Le prince Junio Valerio Borghèse
(…) Dans un certain sens, l’Auteur se situe au-dessus des disputes et des divergences politiques contingentes – c’est-à-dire fascisme et anti-fascisme, libéralisme et communisme, capitalisme et socialisme – parce qu’il nie que la discussion doive se situer sur le plan uniquement matérialiste qu’ont choisi nos adversaires. Et par adversaires, il faut entendre ceux pour qui l’intérêt est supérieur au devoir ; le double jeu, préférable à la loyauté ; la richesse une composante de la civilisation ; pour qui la résignation, la bassesse et l’égoïsme s’appellent vertus, l’audace et le courage, vices ; pour qui l’arbitraire remplace l’ordre ; pour qui le nombre démocratiquement indifférencié pèse davantage que l’aristocratie des valeurs : tous ceux qui sont du côté de la quantité contre la qualité, de la matière contre l’esprit.

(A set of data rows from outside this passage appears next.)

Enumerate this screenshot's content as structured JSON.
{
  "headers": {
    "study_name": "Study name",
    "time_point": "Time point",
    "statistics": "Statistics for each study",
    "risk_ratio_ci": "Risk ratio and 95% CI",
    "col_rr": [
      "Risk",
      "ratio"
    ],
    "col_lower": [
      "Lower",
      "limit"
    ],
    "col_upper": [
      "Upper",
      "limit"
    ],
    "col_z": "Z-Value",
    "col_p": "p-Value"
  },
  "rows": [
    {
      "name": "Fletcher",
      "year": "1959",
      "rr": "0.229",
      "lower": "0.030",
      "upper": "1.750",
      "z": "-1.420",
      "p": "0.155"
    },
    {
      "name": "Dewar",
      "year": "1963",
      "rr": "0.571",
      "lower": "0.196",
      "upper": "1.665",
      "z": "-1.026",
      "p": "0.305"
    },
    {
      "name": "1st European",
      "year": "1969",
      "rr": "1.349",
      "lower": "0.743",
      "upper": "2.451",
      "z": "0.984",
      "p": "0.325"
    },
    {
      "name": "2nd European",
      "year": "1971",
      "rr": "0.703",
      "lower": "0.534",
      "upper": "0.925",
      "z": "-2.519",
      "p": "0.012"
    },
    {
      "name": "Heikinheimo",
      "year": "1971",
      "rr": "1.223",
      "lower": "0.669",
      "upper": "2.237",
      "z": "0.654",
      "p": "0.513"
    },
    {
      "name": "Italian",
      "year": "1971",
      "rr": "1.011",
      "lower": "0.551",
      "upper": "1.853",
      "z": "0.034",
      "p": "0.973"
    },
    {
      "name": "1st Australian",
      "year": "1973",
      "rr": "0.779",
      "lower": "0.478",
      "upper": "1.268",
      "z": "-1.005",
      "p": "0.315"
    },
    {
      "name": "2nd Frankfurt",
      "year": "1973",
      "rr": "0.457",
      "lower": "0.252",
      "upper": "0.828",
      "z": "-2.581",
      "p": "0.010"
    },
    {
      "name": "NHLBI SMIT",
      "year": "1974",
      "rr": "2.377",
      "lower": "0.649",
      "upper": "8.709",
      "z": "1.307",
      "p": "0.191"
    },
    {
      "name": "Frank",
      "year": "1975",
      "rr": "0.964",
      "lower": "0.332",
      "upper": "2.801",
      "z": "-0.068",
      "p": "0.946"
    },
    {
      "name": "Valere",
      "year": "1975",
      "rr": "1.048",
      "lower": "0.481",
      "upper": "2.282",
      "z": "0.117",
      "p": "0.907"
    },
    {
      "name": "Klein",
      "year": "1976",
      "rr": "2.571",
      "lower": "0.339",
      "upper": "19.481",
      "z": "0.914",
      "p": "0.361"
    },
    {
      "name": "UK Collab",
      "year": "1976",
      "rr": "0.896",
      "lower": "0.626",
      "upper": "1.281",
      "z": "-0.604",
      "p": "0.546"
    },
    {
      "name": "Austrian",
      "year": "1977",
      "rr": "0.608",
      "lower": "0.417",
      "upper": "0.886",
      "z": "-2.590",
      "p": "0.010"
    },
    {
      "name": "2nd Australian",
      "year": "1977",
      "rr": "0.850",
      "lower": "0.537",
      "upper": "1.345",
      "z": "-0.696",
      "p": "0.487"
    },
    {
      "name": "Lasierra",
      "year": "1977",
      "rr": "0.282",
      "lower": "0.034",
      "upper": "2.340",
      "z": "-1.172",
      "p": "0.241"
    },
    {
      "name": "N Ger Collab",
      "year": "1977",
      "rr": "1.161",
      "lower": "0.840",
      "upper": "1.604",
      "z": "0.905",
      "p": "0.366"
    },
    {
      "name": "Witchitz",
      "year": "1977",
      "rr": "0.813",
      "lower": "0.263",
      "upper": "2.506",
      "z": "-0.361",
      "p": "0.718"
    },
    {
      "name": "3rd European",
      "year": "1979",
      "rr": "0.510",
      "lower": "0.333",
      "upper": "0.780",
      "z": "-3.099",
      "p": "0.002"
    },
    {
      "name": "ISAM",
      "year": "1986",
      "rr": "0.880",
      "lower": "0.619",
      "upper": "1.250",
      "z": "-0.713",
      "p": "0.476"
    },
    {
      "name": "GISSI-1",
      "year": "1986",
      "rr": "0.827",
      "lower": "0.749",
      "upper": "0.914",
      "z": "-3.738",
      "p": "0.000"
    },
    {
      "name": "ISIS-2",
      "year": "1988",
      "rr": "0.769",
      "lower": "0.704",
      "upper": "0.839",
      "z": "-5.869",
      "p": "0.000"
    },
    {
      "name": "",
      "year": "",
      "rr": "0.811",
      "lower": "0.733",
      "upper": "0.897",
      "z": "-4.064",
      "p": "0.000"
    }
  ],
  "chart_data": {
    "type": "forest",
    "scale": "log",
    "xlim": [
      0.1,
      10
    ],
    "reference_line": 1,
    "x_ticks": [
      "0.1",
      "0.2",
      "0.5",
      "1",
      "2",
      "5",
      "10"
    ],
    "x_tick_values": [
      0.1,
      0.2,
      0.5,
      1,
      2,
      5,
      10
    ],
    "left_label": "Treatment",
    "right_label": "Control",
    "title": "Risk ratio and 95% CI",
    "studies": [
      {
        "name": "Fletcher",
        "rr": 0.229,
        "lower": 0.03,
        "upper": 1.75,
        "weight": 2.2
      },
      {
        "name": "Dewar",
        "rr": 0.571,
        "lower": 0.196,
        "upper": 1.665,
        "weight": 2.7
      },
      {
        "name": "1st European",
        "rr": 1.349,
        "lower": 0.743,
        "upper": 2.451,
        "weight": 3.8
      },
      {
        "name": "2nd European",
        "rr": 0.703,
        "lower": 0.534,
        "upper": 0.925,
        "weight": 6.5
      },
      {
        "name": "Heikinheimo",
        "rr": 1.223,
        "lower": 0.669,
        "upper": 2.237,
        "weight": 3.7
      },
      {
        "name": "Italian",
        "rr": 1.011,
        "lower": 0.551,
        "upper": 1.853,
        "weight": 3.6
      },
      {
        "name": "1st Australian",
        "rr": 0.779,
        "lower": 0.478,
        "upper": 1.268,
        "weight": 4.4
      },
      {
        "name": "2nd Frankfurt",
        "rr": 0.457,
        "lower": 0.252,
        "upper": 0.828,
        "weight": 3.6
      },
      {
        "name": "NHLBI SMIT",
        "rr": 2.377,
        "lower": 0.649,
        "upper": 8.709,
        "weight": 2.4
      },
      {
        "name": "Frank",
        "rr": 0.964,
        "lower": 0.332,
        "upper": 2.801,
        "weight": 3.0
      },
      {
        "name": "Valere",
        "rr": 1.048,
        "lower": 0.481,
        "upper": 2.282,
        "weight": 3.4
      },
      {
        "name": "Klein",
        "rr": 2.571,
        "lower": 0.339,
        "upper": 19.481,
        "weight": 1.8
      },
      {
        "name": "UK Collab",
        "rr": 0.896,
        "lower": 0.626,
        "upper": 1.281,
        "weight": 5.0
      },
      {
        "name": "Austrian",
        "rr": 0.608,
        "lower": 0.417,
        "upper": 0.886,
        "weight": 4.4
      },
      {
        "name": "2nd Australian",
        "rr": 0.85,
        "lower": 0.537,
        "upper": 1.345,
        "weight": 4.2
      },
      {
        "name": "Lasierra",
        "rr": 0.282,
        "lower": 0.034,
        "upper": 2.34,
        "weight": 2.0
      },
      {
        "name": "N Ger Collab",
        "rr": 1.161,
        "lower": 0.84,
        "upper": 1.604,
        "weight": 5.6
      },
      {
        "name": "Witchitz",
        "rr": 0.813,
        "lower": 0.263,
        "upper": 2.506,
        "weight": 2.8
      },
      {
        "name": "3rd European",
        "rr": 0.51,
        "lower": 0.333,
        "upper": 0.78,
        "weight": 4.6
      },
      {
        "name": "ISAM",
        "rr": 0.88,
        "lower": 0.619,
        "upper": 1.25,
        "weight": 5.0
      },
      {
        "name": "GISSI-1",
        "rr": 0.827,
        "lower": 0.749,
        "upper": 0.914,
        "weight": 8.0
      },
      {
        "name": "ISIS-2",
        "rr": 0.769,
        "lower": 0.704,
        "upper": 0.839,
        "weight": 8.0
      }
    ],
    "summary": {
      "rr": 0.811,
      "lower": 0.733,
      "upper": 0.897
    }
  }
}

A égale distance de certaines positions extrémistes ou partisanes, Les Hommes au milieu des Ruines se réclame du caractère organique en même temps que transcendant et « anagogique » de l’Etat, caractère dont aujourd’hui on a perdu le sens, confrontés comme nous le sommes au dilemme suivant : une surestimation de l’individu en tant que tel et la corruption du système parlementaire, d’une part, et l’informe grouillement d’une machine bureaucratique et totalitaire de système et soviétique, de l’autre. Ce livre se réclame des valeurs d’auctoritas et de hiérarchie – conditions premières de toute justice et, bien considérer, de toute liberté – contre l’idolâtrie démocratique de l’égalité, laquelle est en même temps utopique et injuste ; de la valeur pour la Tradition (entendue comme suprême patrimoine, pour la cité, de principes éternellement valables), contre le mythe historiciste selon lequel non seulement les institutions particulières mais encore leurs raison d’être elles-mêmes seraient périssables – de telles sorte que les révolutions apporteraient infailliblement un « progrès ». Comme base de la naissance et de l’articulation des peuples et des nations , ce livre revendique la valeur de l’idée politique, de la vision du monde, d’un centre d’autorité, du sentiment « religieux » de la vie sociale – en plus et au-dessus de l’appartenance à une même ethnie.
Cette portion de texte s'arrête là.